Nothing Personal, But There Is No Right to “Personal Privacy” for Corporations in FCC v. AT&T
“We trust that AT&T won’t take it too personally,” wrote Chief Justice Roberts of the U.S. Supreme Court (“SCOTUS”) regarding the outcome of a case concerning corporate privacy rights.
Flowing from a spate of privacy cases at SCOTUS (most notably, Snyder v. Phelps covered by fellow Contributing Editor, Alysia Lau here and our Amici Curiae here and NASA v. Nelson that I covered here and here) as well as contributing to a general trend of ruling for “no constitutional right to privacy,” FCC v. AT&T Inc. (2011) No. 90-1279, 582 F. 3d 490 decided on March 1, 2011 continued a line of rulings that corporations as separate legal persons are not entitled to the personal right to privacy.
The telecommunications company, AT&T, was under investigation by the Federal Communications Commission (FCC). This independent agency of the U.S government had, in the words of the Third Circuit decision (pdf link) “ordered the production of invoices, internal emails and billing information, responses to interrogatories, names of employees involved in alleged overbilling, and AT&T’s assessment of the extent to which its employees’ actions violated its internal code of conduct.”
SCOTUS held that corporations do not have a right of personal privacy for purposes of Exemption 7(C) of the Freedom of Information Act that requires corporations to disclose law enforcement records to a federal agency unless disclosure “could reasonably be expected to constitute an unwarranted invasion of personal privacy.”
AT&T’s argument against disclosing its “embarrassing” record of overcharging the U.S government for its E-Rate services was that these records fell under the exemption mentioned above due to the corporation’s alleged right to personal privacy for its internal information.
A Lesson in Using the Dictionary
Adjectives typically reflect the meaning of corresponding nouns, but not always. Sometimes they acquire distinct meanings of their own. The noun “crab” refers variously to a crustacean and a type of apple, while the related adjective “crabbed” can refer to handwriting that is “difficult to read”… “corny” can mean “using familiar and stereotyped formulas believed to appeal to the unsophisticated,” which has little to do with “corn” (“the seeds of any of the cereal grasses used for food”); and while “crank” is “a part of anaxis bent at right angles,” “cranky” can mean “given to fretful fussiness…
All of this to explain that:
“Person” is a defined term in the statute; “personal” is not. When a statute does not define a term, we typically “give the phrase its ordinary meaning”…“Personal” ordinarily refers to individuals.
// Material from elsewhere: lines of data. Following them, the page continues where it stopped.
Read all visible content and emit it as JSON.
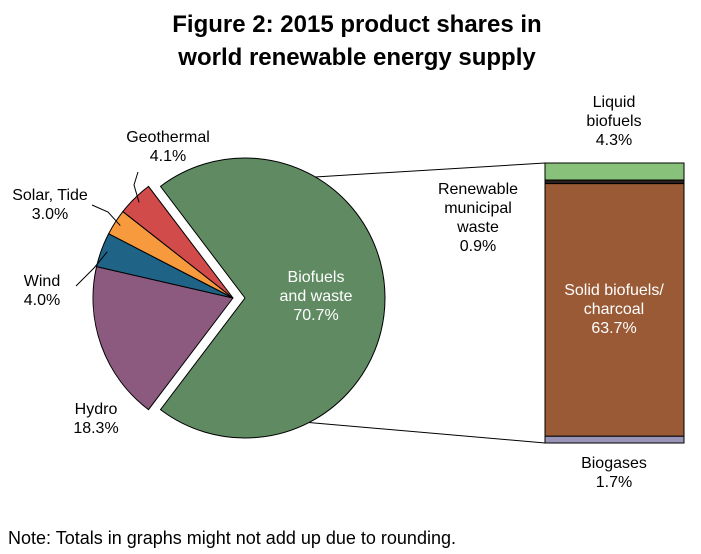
{
  "chart_data": {
    "type": "pie",
    "title_lines": [
      "Figure 2: 2015 product shares in",
      "world renewable energy supply"
    ],
    "pie": {
      "slices": [
        {
          "label": "Biofuels and waste",
          "label_lines": [
            "Biofuels",
            "and waste"
          ],
          "value": 70.7,
          "value_label": "70.7%",
          "color": "#5f8a62"
        },
        {
          "label": "Hydro",
          "label_lines": [
            "Hydro"
          ],
          "value": 18.3,
          "value_label": "18.3%",
          "color": "#8b5a7e"
        },
        {
          "label": "Wind",
          "label_lines": [
            "Wind"
          ],
          "value": 4.0,
          "value_label": "4.0%",
          "color": "#1f6386"
        },
        {
          "label": "Solar, Tide",
          "label_lines": [
            "Solar, Tide"
          ],
          "value": 3.0,
          "value_label": "3.0%",
          "color": "#f7993d"
        },
        {
          "label": "Geothermal",
          "label_lines": [
            "Geothermal"
          ],
          "value": 4.1,
          "value_label": "4.1%",
          "color": "#d24b4b"
        }
      ]
    },
    "breakdown": {
      "of": "Biofuels and waste",
      "segments": [
        {
          "label": "Liquid biofuels",
          "label_lines": [
            "Liquid",
            "biofuels"
          ],
          "value": 4.3,
          "value_label": "4.3%",
          "color": "#88c27a"
        },
        {
          "label": "Renewable municipal waste",
          "label_lines": [
            "Renewable",
            "municipal",
            "waste"
          ],
          "value": 0.9,
          "value_label": "0.9%",
          "color": "#2b211c"
        },
        {
          "label": "Solid biofuels/ charcoal",
          "label_lines": [
            "Solid biofuels/",
            "charcoal"
          ],
          "value": 63.7,
          "value_label": "63.7%",
          "color": "#9a5a35"
        },
        {
          "label": "Biogases",
          "label_lines": [
            "Biogases"
          ],
          "value": 1.7,
          "value_label": "1.7%",
          "color": "#9a95b8"
        }
      ]
    },
    "note": "Note: Totals in graphs might not add up due to rounding."
  }
}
We do not usually speak of personal characteristics, personal effects, personal correspondence, personal influence, or personal tragedy as referring to corporations or other artificial entities. This is not to say that corporations do not have correspondence, influence, or tragedies of their own, only that we do not use the word “personal” to describe them.
The decision turned on a strict interpretation of the language of the statute and utilized several dictionary definitions to show that “ordinary usage of a noun and its adjective form may have different meanings as disparate as any two unrelated words.” SCOTUS ruled on this reasoning that artificial entities are not “personal” despite being separate legal “persons” and are therefore not subject to the statutory exemption for the disclosure of “personal” information.
Bring-On the Adjective-laden Legal Reasoning
I often enjoy reading decisions by SCOTUS and rarely hesitate to applaud colourful commentary and generous use of non-legalese descriptions and catchy phrases to lay down the law (particularly by Justice Scalia) — a method rarely used by Canadian Supreme Court justices, except Justice Binnie’s clever dissent in R. v. Sinclair.
This U.S. judgement is certainly one of these brisk, informative reads as it decided the case in 15-pages, a rather dry subject matter of corporate “personhood” by making it more approachably human (excuse the pun). Why else did the judge choose to compare a random choice of words such as “corn” vs. “corny,” “crab” vs. “crabbed,” and “crank” vs. “cranky” in a case about corporate personality, except for reasons of style and plain language emphasis that spells it out for the layperson without cloaking the answer in convoluted legalese. (This style is particularly intriguing for someone like myself with an interest in journalism, as it provides my legal coverage with plenty of quotable material). The bottom-line message in this case is clear: “personal privacy” is not a statutory right, not for corporations, but for living, breathing human beings.